Otherwise you're liable to find things like that somebody started something by hand 2 years ago, and at a critical moment nobody quite remember what the command was.

You live in your own World with other people. Please just keep in mind there are many other Worlds with other people and laws of the Universe.

I don't know if you're young or don't know much about history but what you describe is a fairly recent way of looking at things, it's not the only one and I guarantee you it will become "out of fashion".

Yeah, the "cattle not pets" philosophy is fairly recent, but I don't see it changing any time soon. If anything we're going even more in that direction.

And it makes a lot of sense because if uptime is that important, then no matter how fancy the hardware it can't do anything about disasters or losing internet connectivity.

We might go so far in that direction we wind up right back on the other side. It always happens, it’s more of a pendulum swinging back and forth than any kind of straight forward progress you are imagining.
The 7002 seems like it could be used in a workstation, where the “cattle vs pets” thing is less of a distinction, right? (I guess a workstation is sort of like a work dog in this analogy).
That's the EPYC lineup, which is the server model. Support for terabytes of RAM, 128 PCIe lanes, that sort of thing.

I mean you could use it in a workstation, but unless you need 4 video cards locally it's probably overkill for most uses.

And a workstation should have no problem rebooting once in a while.

You have the whole "I don't understand why something is this way, therefore everyone who does understand why it's that way is wrong" stick down cold. It's not a good look.
As an additional data point -

I have ~1000 7002 cores in my home DC (8 dual socket R7525s with 48-64 cores each) that run kubernetes but are connected to a battery backup and use kexec to perform upgrades. So, while I am very bought into the cattle not pets philosophy, it's rare that any of these machines need to be turned off and I could see them being on for three years continuously without problem otherwise.

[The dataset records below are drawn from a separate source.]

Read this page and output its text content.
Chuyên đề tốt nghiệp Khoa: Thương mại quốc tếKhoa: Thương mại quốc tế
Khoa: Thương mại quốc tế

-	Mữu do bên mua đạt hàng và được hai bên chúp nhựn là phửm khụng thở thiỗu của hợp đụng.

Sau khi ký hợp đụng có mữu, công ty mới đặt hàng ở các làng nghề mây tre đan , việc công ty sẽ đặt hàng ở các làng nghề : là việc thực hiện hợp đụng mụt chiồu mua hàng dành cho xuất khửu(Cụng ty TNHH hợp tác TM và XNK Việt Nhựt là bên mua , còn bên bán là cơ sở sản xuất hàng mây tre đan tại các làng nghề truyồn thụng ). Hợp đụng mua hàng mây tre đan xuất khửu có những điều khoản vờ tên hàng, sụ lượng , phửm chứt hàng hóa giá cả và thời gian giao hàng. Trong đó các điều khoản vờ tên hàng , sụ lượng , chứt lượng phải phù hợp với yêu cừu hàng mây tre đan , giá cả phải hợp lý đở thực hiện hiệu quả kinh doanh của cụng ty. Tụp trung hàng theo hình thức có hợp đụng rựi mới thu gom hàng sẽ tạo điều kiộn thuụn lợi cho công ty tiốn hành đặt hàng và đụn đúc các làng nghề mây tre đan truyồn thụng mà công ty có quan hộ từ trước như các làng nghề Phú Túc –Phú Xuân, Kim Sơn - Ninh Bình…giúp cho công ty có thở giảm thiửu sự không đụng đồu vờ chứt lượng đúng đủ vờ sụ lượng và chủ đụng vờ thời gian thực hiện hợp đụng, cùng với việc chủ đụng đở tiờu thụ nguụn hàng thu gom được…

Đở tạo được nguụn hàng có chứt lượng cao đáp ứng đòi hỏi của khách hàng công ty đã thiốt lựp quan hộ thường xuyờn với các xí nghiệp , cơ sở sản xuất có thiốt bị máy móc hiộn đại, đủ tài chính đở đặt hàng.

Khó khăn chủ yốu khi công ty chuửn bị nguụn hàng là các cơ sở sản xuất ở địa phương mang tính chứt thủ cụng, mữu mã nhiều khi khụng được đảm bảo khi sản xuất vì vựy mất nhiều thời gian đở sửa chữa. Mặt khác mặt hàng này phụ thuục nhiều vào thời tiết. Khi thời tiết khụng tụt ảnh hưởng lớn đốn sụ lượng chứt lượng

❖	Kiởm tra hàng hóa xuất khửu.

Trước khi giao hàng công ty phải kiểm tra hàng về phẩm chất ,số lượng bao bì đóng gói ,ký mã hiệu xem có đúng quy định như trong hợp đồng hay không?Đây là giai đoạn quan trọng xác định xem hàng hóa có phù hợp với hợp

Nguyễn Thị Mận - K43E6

> But I think if anything is powered for 3 years straight it's a bit concerning.

Pretty much why Pawsey has an Annual High Voltage inspection shutdown [1]

> Otherwise you're liable to find things like [..]

TBH that's not really been an issue of note at any of the big iron farms I've been around since the 1980s .. generally there's a disciplined approach to maintaining 24/7/365 operation (that includes scheduled downtime for equipment checks) part of which is process documentation and justification and soft means of freezing | migrating processes+data etc.

[1] https://status.pawsey.org.au/incidents/tk5n5y965r5j

Individually disposable, yes. But if you have a cluster of those, and you powered them on at the same time -- as it often happens -- you're in for an exciting ride when your servers start rebooting almost simultaneously, give or take a few minutes.